C. Conflict Management Plan Compliance Reviews

  1. Ninety Day and Annual Reviews.

    COI Program staff conduct compliance reviews 90 days after the establishment of a CMP, and annually until the conflict of interest forming the basis of the plan no longer exists.

  2. Documentation Required.

    As part of the CMP follow-up covered individuals may be asked to provide evidence of disclosures required under the plan.  Additionally, if a plan requires research oversight the COI Program will request the submission of the oversight report.

D. Enforcement

Failing to follow an approved CMP may subject a covered individual to discipline. If sanctions are necessary, they will be imposed in accordance with other applicable Board of Regents and administrative policies and procedures.

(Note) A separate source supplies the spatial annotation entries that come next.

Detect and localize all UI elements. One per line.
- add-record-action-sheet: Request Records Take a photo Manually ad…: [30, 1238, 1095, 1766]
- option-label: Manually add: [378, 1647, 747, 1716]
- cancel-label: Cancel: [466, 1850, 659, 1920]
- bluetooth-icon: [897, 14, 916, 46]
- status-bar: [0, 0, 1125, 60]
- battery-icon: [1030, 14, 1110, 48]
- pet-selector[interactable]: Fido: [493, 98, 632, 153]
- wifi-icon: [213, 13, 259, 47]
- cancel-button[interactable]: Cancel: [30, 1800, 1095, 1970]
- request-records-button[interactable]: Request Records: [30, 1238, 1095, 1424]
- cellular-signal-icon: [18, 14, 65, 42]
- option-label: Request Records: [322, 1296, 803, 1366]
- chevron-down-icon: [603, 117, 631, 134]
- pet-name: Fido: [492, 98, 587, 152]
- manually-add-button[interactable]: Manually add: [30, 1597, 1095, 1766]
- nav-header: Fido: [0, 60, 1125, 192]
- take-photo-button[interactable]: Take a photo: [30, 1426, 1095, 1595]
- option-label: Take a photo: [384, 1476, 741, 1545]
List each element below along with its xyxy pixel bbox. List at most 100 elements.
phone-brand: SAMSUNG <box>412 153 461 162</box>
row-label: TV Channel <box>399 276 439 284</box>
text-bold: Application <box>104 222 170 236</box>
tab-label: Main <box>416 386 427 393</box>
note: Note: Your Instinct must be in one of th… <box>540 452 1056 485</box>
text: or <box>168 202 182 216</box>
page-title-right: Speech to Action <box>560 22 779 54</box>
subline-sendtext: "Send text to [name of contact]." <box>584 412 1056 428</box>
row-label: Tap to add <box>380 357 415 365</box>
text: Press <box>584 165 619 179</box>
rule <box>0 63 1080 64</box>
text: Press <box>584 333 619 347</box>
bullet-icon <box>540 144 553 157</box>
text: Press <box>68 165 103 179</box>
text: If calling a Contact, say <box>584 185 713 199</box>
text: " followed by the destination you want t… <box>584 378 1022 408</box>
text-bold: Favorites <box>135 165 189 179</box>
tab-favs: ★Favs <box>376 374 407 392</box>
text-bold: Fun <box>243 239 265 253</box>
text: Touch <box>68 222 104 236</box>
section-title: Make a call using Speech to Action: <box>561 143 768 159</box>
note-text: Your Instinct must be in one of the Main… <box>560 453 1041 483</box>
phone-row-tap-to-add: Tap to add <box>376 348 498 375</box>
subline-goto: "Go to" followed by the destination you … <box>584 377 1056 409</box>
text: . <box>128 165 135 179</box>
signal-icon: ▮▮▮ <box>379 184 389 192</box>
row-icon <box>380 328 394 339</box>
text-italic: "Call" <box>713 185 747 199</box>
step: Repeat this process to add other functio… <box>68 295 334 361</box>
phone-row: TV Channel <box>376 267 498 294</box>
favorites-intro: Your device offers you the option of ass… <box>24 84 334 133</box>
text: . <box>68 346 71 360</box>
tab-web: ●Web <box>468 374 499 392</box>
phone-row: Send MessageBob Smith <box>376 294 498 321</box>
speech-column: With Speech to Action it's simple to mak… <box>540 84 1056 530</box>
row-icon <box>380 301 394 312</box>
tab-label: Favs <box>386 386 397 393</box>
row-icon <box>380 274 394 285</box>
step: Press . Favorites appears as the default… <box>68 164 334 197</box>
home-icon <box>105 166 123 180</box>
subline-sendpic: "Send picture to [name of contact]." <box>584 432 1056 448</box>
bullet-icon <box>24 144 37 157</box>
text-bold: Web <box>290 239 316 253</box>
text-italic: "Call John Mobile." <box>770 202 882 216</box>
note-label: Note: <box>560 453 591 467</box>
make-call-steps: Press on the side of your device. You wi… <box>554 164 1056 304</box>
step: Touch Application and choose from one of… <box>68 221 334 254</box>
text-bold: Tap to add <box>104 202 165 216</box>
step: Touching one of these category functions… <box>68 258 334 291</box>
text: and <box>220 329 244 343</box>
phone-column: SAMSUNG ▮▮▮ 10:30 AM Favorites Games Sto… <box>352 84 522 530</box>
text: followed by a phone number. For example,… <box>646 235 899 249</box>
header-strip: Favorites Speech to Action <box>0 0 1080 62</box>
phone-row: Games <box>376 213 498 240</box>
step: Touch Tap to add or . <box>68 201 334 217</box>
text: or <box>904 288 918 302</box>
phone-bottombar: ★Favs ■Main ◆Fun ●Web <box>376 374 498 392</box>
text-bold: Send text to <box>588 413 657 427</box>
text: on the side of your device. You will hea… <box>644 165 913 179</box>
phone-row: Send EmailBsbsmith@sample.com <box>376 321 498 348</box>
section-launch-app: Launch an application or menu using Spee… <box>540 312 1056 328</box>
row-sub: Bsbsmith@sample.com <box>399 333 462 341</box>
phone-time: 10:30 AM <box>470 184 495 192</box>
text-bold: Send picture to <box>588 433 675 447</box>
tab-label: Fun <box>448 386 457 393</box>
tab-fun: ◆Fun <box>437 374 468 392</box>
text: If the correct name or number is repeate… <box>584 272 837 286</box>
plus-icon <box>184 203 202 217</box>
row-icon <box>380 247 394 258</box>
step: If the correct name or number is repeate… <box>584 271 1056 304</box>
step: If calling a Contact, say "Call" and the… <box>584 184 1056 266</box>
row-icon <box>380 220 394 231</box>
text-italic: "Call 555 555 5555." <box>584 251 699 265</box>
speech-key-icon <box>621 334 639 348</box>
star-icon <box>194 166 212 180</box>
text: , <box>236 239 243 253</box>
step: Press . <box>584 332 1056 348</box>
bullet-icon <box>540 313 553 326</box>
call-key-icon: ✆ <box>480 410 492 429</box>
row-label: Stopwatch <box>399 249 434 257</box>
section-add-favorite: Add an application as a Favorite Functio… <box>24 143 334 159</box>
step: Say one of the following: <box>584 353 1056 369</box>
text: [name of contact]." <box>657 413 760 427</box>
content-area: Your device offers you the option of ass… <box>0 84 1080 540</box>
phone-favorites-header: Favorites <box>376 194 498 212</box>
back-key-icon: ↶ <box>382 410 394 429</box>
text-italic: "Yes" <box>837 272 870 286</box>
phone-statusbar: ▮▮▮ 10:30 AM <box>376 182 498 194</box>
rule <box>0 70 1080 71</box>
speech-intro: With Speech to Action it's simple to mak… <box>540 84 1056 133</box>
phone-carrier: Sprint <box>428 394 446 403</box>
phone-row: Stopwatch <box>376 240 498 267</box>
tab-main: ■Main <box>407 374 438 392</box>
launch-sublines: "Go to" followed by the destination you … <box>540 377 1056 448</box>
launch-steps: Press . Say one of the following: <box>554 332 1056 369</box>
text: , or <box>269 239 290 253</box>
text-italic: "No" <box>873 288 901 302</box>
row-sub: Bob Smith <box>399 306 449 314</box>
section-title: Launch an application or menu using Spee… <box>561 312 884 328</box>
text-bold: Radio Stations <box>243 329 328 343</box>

To the extent required by a research sponsor, the Vice President for Research or designee will notify the research sponsor of the violation and any corrective action taken or to be taken.  In the case of PHS-funded research, if the failure of an investigator to comply with the University’s Conflict of Interest Policy or a conflict management plan appears to have biased the design, conduct, or reporting of the research, the PHS Awarding Component will be notified promptly of the action taken or to be taken.